Mursyid Effendi Angkat Bicara Soal "Sepakbola Gajah" PSS Vs PSIS
- Adi Yoga/VIVAbola
VIVAbola - Mantan pemain Timnas Indonesia, Mursyid Effendi, angkat bicara terkait 'Sepakbola Gajah' pada laga PSS Sleman Vs PSIS Semarang, Minggu, 26 Oktober lalu. Menurut Mursyid, PSSI jangan hanya menimpakan kesalahan kepada pemain saja.
Seperti diketahui, PSS dan PSIS menjadi pesakitan setelah kedua tim sama-sama mengalah saat bertemu di Grup N babak 8 besar Divisi Utama, Minggu lalu. Dalam duel ini, PSS akhirnya menang dengan skor 3-2. Ironisnya, kelima gol yang tercipta lahir dari gol bunuh diri. Masing-masing lewat Hermawan Putra Jati dan Agus Awank dari PSS, serta Komaedi (2 gol) dan Catur Edi yang mencetak gol bunuh diri dari PSIS
Komisi Disiplin (Komdis) PSSI menilai pertandingan ini sudah mencederai azas fair play. Karena itu, para pemain yang melakukan gol bunuh diri dalam duel ini dipastikan akan menerima sanksi. Komdis juga tengah mencari aktor-aktor di balik insiden memalukan tersebut. Rencananya, Komdis PSSI akan memanggil kedua kubu hari ini.

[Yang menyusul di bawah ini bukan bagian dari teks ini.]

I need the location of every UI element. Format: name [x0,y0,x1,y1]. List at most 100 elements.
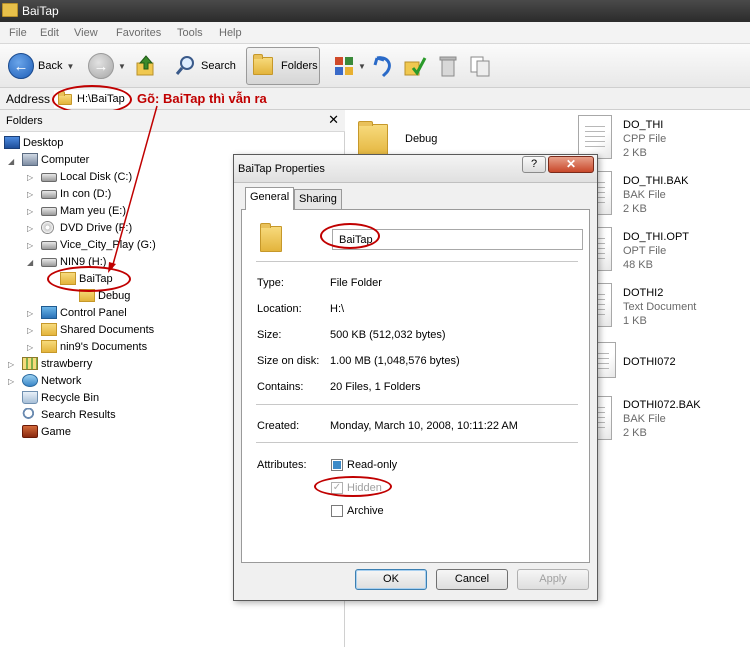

Menurut Mursyid, para pemain yang melakukan gol bunuh diri dalam duel PSS vs PSIS tidak mungkin bertindak sendiri. “Mereka memang salah, tapi itu kan bukan keputusan pribadi pemain. Saya yakin, sebelum itu (gol bunuh diri) dilakukan ada rapat kecil di internal klub,” kata Mursyid saat dihubungi VIVAbola, Selasa, 28 Oktober 2014.
Mursyid merupakan pemain bertahan Indonesia yang tampil di Piala Tiger 1998 lalu. Saat itu, nama Indonesia juga sempat tercoreng dengan aksi "sepakbola gajah" saat bertemu Thailand di laga pamungkas penyisihan grup. Sama-sama ingin menghindari Vietnam di semifinal, kedua tim pun berusaha mengalah. Duel nyaris berakhir imbang 2-2 sebelum akhirnya Mursyid dengan sengaja menyarangkan bola ke gawang sendiri.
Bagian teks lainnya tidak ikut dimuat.